TASSO SOGLIA : no alla maggiorazione del 2,1% per il tasso di mora

Il tasso soglia dovrà essere individuato, anche per gli interessi di mora, nello stesso tasso indicato nei decreti ministeriali per gli interessi corrispettivi senza la maggiorazione del 2,1%.

La Suprema Corte di Cassazione con l’ordinanza n. 27442 del 30/10/2018, ha ribadito che “L’art. 2 L.108/1996 vieta di pattuire interessi eccedenti la misura massima ivi prevista. Questa norma s’applica sia agli interessi promessi a titolo di remunerazione d’un capitale o della dilazione d’un pagamento (interessi corrispettivi. Art. 1282 c.c.), sia gli interessi dovuti in conseguenza della costituzione in mora (interessi moratori:. Art. 1224 c.c.)”.

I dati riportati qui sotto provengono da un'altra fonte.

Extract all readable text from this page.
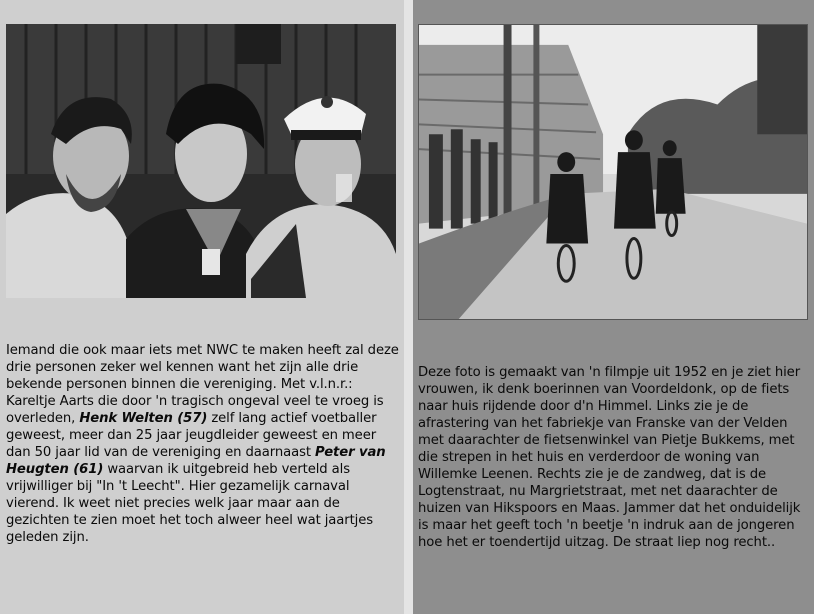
Iemand die ook maar iets met NWC te maken heeft zal deze drie personen zeker wel kennen want het zijn alle drie bekende personen binnen die vereniging. Met v.l.n.r.: Kareltje Aarts die door 'n tragisch ongeval veel te vroeg is overleden, Henk Welten (57) zelf lang actief voetballer geweest, meer dan 25 jaar jeugdleider geweest en meer dan 50 jaar lid van de vereniging en daarnaast Peter van Heugten (61) waarvan ik uitgebreid heb verteld als vrijwilliger bij "In 't Leecht". Hier gezamelijk carnaval vierend. Ik weet niet precies welk jaar maar aan de gezichten te zien moet het toch alweer heel wat jaartjes geleden zijn.

Deze foto is gemaakt van 'n filmpje uit 1952 en je ziet hier vrouwen, ik denk boerinnen van Voordeldonk, op de fiets naar huis rijdende door d'n Himmel. Links zie je de afrastering van het fabriekje van Franske van der Velden met daarachter de fietsenwinkel van Pietje Bukkems, met die strepen in het huis en verderdoor de woning van Willemke Leenen. Rechts zie je de zandweg, dat is de Logtenstraat, nu Margrietstraat, met net daarachter de huizen van Hikspoors en Maas. Jammer dat het onduidelijk is maar het geeft toch 'n beetje 'n indruk aan de jongeren hoe het er toendertijd uitzag. De straat liep nog recht..
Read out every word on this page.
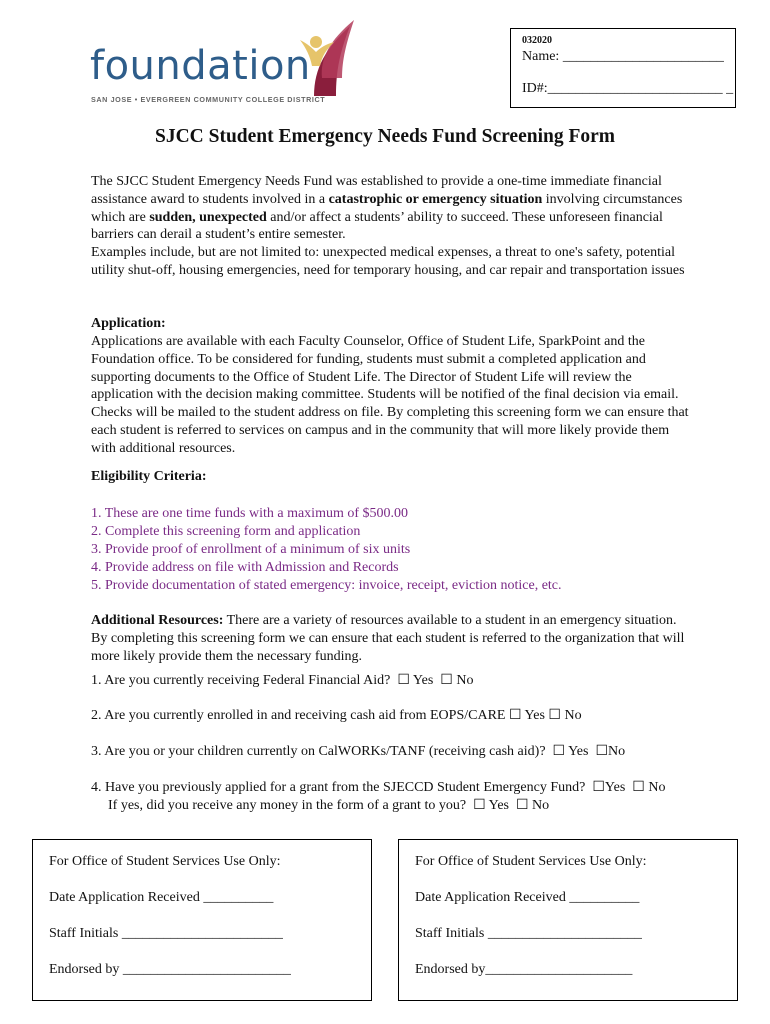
foundation
SAN JOSE • EVERGREEN COMMUNITY COLLEGE DISTRICT
032020
Name: _______________________
ID#:_________________________ _
SJCC Student Emergency Needs Fund Screening Form
The SJCC Student Emergency Needs Fund was established to provide a one-time immediate financial assistance award to students involved in a catastrophic or emergency situation involving circumstances which are sudden, unexpected and/or affect a students’ ability to succeed. These unforeseen financial barriers can derail a student’s entire semester.
Examples include, but are not limited to: unexpected medical expenses, a threat to one's safety, potential utility shut-off, housing emergencies, need for temporary housing, and car repair and transportation issues
Application:
Applications are available with each Faculty Counselor, Office of Student Life, SparkPoint and the Foundation office. To be considered for funding, students must submit a completed application and supporting documents to the Office of Student Life. The Director of Student Life will review the application with the decision making committee. Students will be notified of the final decision via email. Checks will be mailed to the student address on file. By completing this screening form we can ensure that each student is referred to services on campus and in the community that will more likely provide them with additional resources.
Eligibility Criteria:
1. These are one time funds with a maximum of $500.00
2. Complete this screening form and application
3. Provide proof of enrollment of a minimum of six units
4. Provide address on file with Admission and Records
5. Provide documentation of stated emergency: invoice, receipt, eviction notice, etc.
Additional Resources: There are a variety of resources available to a student in an emergency situation. By completing this screening form we can ensure that each student is referred to the organization that will more likely provide them the necessary funding.
1. Are you currently receiving Federal Financial Aid? ☐ Yes ☐ No
2. Are you currently enrolled in and receiving cash aid from EOPS/CARE ☐ Yes ☐ No
3. Are you or your children currently on CalWORKs/TANF (receiving cash aid)? ☐ Yes ☐No
4. Have you previously applied for a grant from the SJECCD Student Emergency Fund? ☐Yes ☐ No
If yes, did you receive any money in the form of a grant to you? ☐ Yes ☐ No
For Office of Student Services Use Only:
Date Application Received __________
Staff Initials _______________________
Endorsed by ________________________
For Office of Student Services Use Only:
Date Application Received __________
Staff Initials ______________________
Endorsed by_____________________
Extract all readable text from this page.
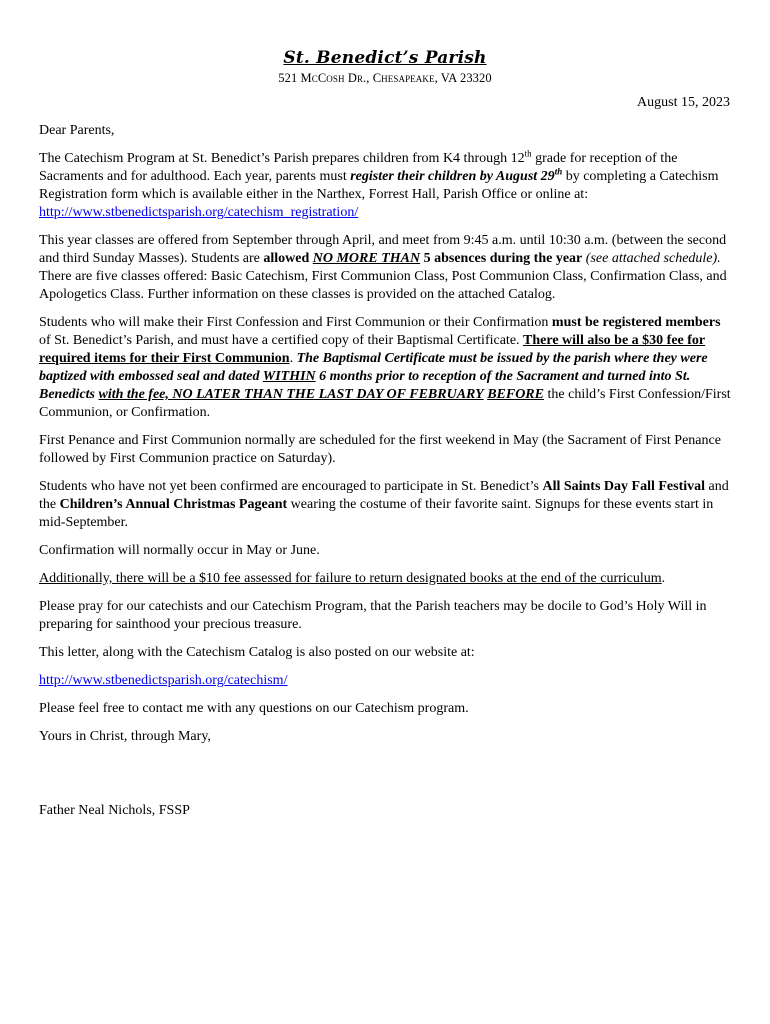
St. Benedict’s Parish
521 McCosh Dr., Chesapeake, VA 23320
August 15, 2023

Dear Parents,

The Catechism Program at St. Benedict’s Parish prepares children from K4 through 12th grade for reception of the Sacraments and for adulthood. Each year, parents must register their children by August 29th by completing a Catechism Registration form which is available either in the Narthex, Forrest Hall, Parish Office or online at:
http://www.stbenedictsparish.org/catechism_registration/

This year classes are offered from September through April, and meet from 9:45 a.m. until 10:30 a.m. (between the second and third Sunday Masses). Students are allowed NO MORE THAN 5 absences during the year (see attached schedule). There are five classes offered: Basic Catechism, First Communion Class, Post Communion Class, Confirmation Class, and Apologetics Class. Further information on these classes is provided on the attached Catalog.

Students who will make their First Confession and First Communion or their Confirmation must be registered members of St. Benedict’s Parish, and must have a certified copy of their Baptismal Certificate. There will also be a $30 fee for required items for their First Communion. The Baptismal Certificate must be issued by the parish where they were baptized with embossed seal and dated WITHIN 6 months prior to reception of the Sacrament and turned into St. Benedicts with the fee, NO LATER THAN THE LAST DAY OF FEBRUARY BEFORE the child’s First Confession/First Communion, or Confirmation.

First Penance and First Communion normally are scheduled for the first weekend in May (the Sacrament of First Penance followed by First Communion practice on Saturday).

Students who have not yet been confirmed are encouraged to participate in St. Benedict’s All Saints Day Fall Festival and the Children’s Annual Christmas Pageant wearing the costume of their favorite saint. Signups for these events start in mid-September.

Confirmation will normally occur in May or June.

Additionally, there will be a $10 fee assessed for failure to return designated books at the end of the curriculum.

Please pray for our catechists and our Catechism Program, that the Parish teachers may be docile to God’s Holy Will in preparing for sainthood your precious treasure.

This letter, along with the Catechism Catalog is also posted on our website at:

http://www.stbenedictsparish.org/catechism/

Please feel free to contact me with any questions on our Catechism program.

Yours in Christ, through Mary,

Father Neal Nichols, FSSP
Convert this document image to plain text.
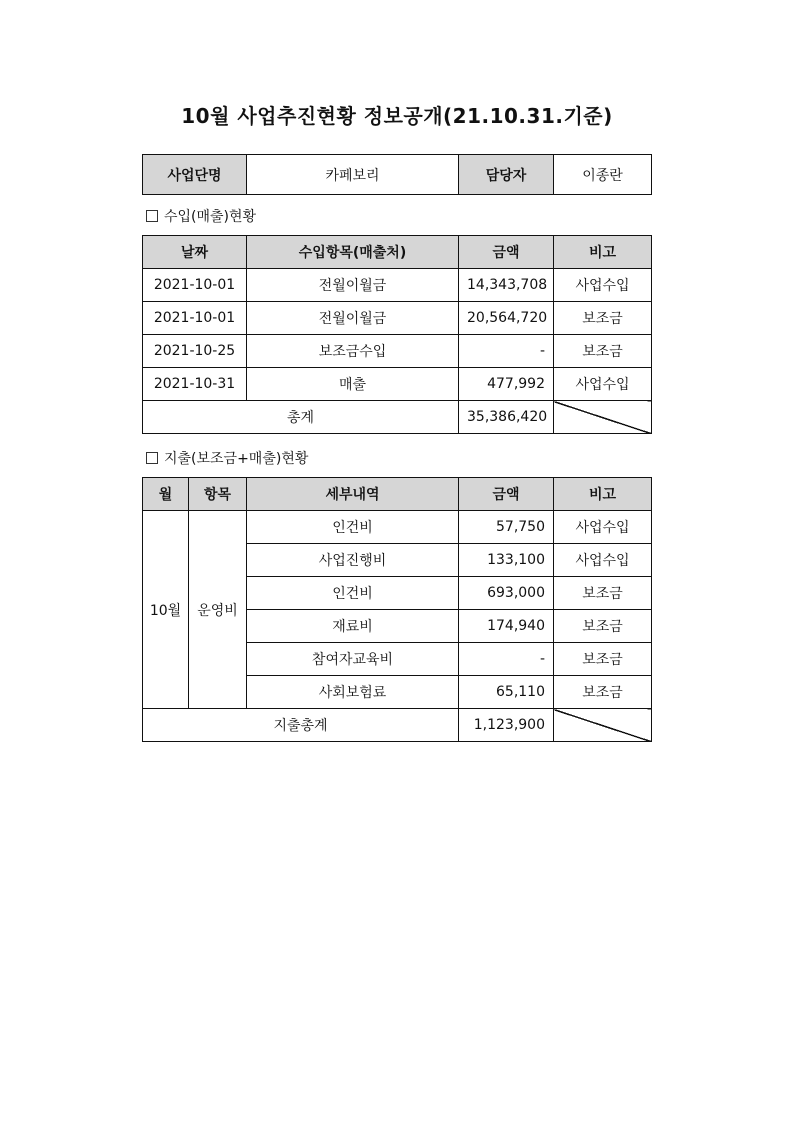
10월 사업추진현황 정보공개(21.10.31.기준)
사업단명	카페보리	담당자	이종란
수입(매출)현황
날짜	수입항목(매출처)	금액	비고
2021-10-01	전월이월금	14,343,708	사업수입
2021-10-01	전월이월금	20,564,720	보조금
2021-10-25	보조금수입	-	보조금
2021-10-31	매출	477,992	사업수입
총계		35,386,420	
지출(보조금+매출)현황
월	항목	세부내역	금액	비고
10월	운영비	인건비	57,750	사업수입
		사업진행비	133,100	사업수입
		인건비	693,000	보조금
		재료비	174,940	보조금
		참여자교육비	-	보조금
		사회보험료	65,110	보조금
지출총계			1,123,900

Quindi la legge n. 108 del 1996, che prevede la fissazione di un tasso soglia al di là del quale gli interessi pattuiti debbono essere considerati usurari, riguarda sia gli interessi corrispettivi che quelli moratori (tra le tante, Vedi Cass. 23192 del 4/10/2017, Cass. 5598 del 06/03/2017 e Cass. 1748 del 25/01/2011).
Il principio è stato affermato dalla Suprema Corte esaminando tutti i possibili criteri di interpretazione della legge:
letterale, sistematica, finalistica e storica.

La decisione

La stessa decisione ha poi ritenuto che la tesi sostenuta dalle banche secondo cui il tasso soglia rilevante per gli interessi moratori dovrebbe essere individuato aumentando del 2,1/% quello pubblicato dai decreti ministeriali di riferimento, è priva di pregio giuridico. Ha, infatti, aggiunto, che “il riscontro dell’usurarietà degli interessi convenzionali moratori va compiuto confrontando puramente e semplicemente il saggio degli interessi pattuito nel contratto col tasso soglia calcolato con riferimento a quel tipo di contratto, senza alcuna maggiorazione od incremento: è infatti impossibile, in assenza di qualsiasi norma di legge in tal senso, pretendere che l’usurarietà degli interessi moratori vada accertata in base non al saggio rilevato ai sensi dell’art. 2 I. 108/96, ma in base ad un fantomatico tasso talora definito nella prassi di “mora-soglia”, ottenuto incrementando arbitrariamente di qualche punto percentuale il tasso soglia”.

Quindi, ai fini del tasso soglia deve considerarsi esclusivamente il TEGM pubblicato nei Decreti Ministeriali pro tempore vigenti, incrementato degli ordinari coefficienti, senza fare luogo ad alcuna maggiorazione. Ciò ancorché un’indagine statistica a fini conoscitivi, condotta dalla Banca d’Italia e dall’Ufficio Italiano Cambi, nel lontano 2002, abbia “rilevato che, con riferimento al complesso delle operazioni facenti capo al campione di intermediari considerato, la maggiorazione stabilita contrattualmente per i casi di ritardato pagamento è mediamente pari a 2,1 punti percentuali” (come tuttora si legge nei D.M. Trimestrali).

La conseguenza e che diversi giudici di merito (tra i quali il Tribunale di Roma, quello di Lecce, ecc …), che hanno ritenuto di applicare l’aumento del 2,1% del TEGM, rigettando così le domande avanzate dai mutuatari, dovranno, con ogni probabilità, rivedere le loro convinzioni e adeguarle ai principi fissati dalla Suprema Corte. Il risultato sarà che molti contratti risulteranno usurari e le banche dovranno restituire gli interessi percepiti indebitamente.